Dalla scuola e dalla vita abbiamo pure modo di imparare che il lavoro del braccio e della mente dell’uomo è essenziale per lo sviluppo dell’economia e per l’avanzamento del progresso di un mondo in continuo cambiamento.
Nel quotidiano ci imbattiamo in sistemi economici differenti: modello mercantilista retto dalla mano invisibile del mercato atta a riequilibrare sempre ogni turbolenza (A.Smith), modello statalista con il controllo centralizzato sull’economia, modello misto pubblico/privato delle nostre parti, modello monopolistico, oligopolistico, ecc. In ogni modello, comunque, gli attori si muovono seguendo l’ideologia del mercato e assumono decisioni sulla base di analisi costi/benefici.
Il mercato infatti è il potere assoluto e la sua legge è quella del profitto nella cui logica spesso non sono presenti gli elementi della correttezza e della probità.
L’ideologia del mercato classico allo stato dell’arte ha ceduto all’ideologia alternativa del mercato finanziario che opera sovente con i contratti a termine (contratti di riporto ovvero futures). Si compra e si vende con regolarizzazione successiva al fine di lucrare a certo tempo data sui prezzi del momento o sui tassi di cambio. All’uopo viene operata la forzatura delle piazze di sbocco, possibilmente con crisi o boom artificiosi.
Si può ben intuire come questa tipologia di economia sia sempre più in grado di influenzare le scelte politiche degli stati.
Ancor più, il mercato finanziario (in buona parte costituito da fondi di investimento) mantiene la sua attività in funzione della massimizzazione del profitto, ragion per cui non trova alcuna remora nella delocalizzazione selvaggia degli impianti in ogni luogo, sacrificando posti di lavoro, situazioni umane e contesti sociali.

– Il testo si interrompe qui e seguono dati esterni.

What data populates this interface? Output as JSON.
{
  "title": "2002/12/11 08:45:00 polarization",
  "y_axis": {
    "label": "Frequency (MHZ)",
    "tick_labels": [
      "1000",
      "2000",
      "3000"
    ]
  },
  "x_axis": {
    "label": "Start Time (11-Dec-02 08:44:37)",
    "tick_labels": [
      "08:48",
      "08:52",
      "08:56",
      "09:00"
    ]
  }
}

Il pensiero keynesiano come ideologia economica guida, che prevede l’intervento pubblico come strumento necessario per regolare il mercato in difficoltà che cede quote di produzione e lavoro, alla prova dei risultati non pare raggiungere il target.

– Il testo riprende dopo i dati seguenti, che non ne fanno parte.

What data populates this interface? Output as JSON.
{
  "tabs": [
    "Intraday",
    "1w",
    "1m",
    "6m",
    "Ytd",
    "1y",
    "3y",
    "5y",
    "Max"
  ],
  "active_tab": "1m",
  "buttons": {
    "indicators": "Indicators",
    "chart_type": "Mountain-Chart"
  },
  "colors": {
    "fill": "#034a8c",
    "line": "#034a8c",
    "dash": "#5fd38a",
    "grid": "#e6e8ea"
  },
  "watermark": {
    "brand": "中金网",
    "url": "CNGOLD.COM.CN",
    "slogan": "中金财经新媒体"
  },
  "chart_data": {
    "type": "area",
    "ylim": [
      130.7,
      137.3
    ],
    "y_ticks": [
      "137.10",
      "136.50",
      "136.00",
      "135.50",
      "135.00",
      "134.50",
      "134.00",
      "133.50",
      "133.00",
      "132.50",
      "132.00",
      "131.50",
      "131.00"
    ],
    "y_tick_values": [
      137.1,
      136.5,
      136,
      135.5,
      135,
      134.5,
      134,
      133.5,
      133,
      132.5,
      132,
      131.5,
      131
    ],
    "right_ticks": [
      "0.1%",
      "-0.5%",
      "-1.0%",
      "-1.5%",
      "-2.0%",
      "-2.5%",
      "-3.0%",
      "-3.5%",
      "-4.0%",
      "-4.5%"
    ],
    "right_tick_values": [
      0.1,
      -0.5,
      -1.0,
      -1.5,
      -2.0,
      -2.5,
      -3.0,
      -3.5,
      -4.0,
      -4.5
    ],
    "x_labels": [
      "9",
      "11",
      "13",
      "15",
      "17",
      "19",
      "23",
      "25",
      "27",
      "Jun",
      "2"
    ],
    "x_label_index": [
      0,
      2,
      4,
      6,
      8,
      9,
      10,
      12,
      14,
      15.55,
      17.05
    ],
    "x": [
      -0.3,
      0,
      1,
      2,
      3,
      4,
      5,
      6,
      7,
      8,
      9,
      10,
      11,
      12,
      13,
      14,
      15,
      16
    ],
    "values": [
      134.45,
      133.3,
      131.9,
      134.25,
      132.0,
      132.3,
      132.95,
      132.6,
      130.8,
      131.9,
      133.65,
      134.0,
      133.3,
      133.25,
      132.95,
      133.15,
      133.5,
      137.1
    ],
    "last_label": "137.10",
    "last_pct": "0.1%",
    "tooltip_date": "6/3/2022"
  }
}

Ad onore del vero, occorre riconoscere che nei modelli di società meglio organizzate i soggetti economici incontrano dei limiti nel perseguire il loro tornaconto. Ostano leggi e politiche che tutelano interessi sociali superiori.
Le difficoltà dell’uomo a gestire le frizioni economiche sono ataviche. Ritorna di triste attualità il testo dell’antico Egitto 'Il dialogo del disperato con la sua anima' datato circa 2000 anni prima di Cristo ove si legge 'A chi parlerò io oggi? I cuori sono rapaci, tutti rubano i beni del loro prossimo, il violento ha accesso a tutto…….'.
La bandiera del sistema economico pensata dall’establishment del mondo occidentale è la globalizzazione dei mercati.
Manuel Castells definisce la globalizzazione come una economia le cui componenti hanno la capacità di operare come unità in tempo reale su scala planetaria.
Sbandierata come utile a distribuire ricchezza ai paesi poveri o in via di sviluppo consentendo loro di crescere, si tende ad ignorare che il risultato vantato è una distribuzione meramente matematica e non tangibile.
Nella realtà la ricchezza rimane concentrata nelle mani di pochi (i quali pochi magari la dicono diversamente) e masse di diseredati dei paesi rimasti poveri fuggono per la fame. In Italia si stima che il 2% dei paperoni trae da quelle parti una ricchezza pari a quella del 70% dei poveri.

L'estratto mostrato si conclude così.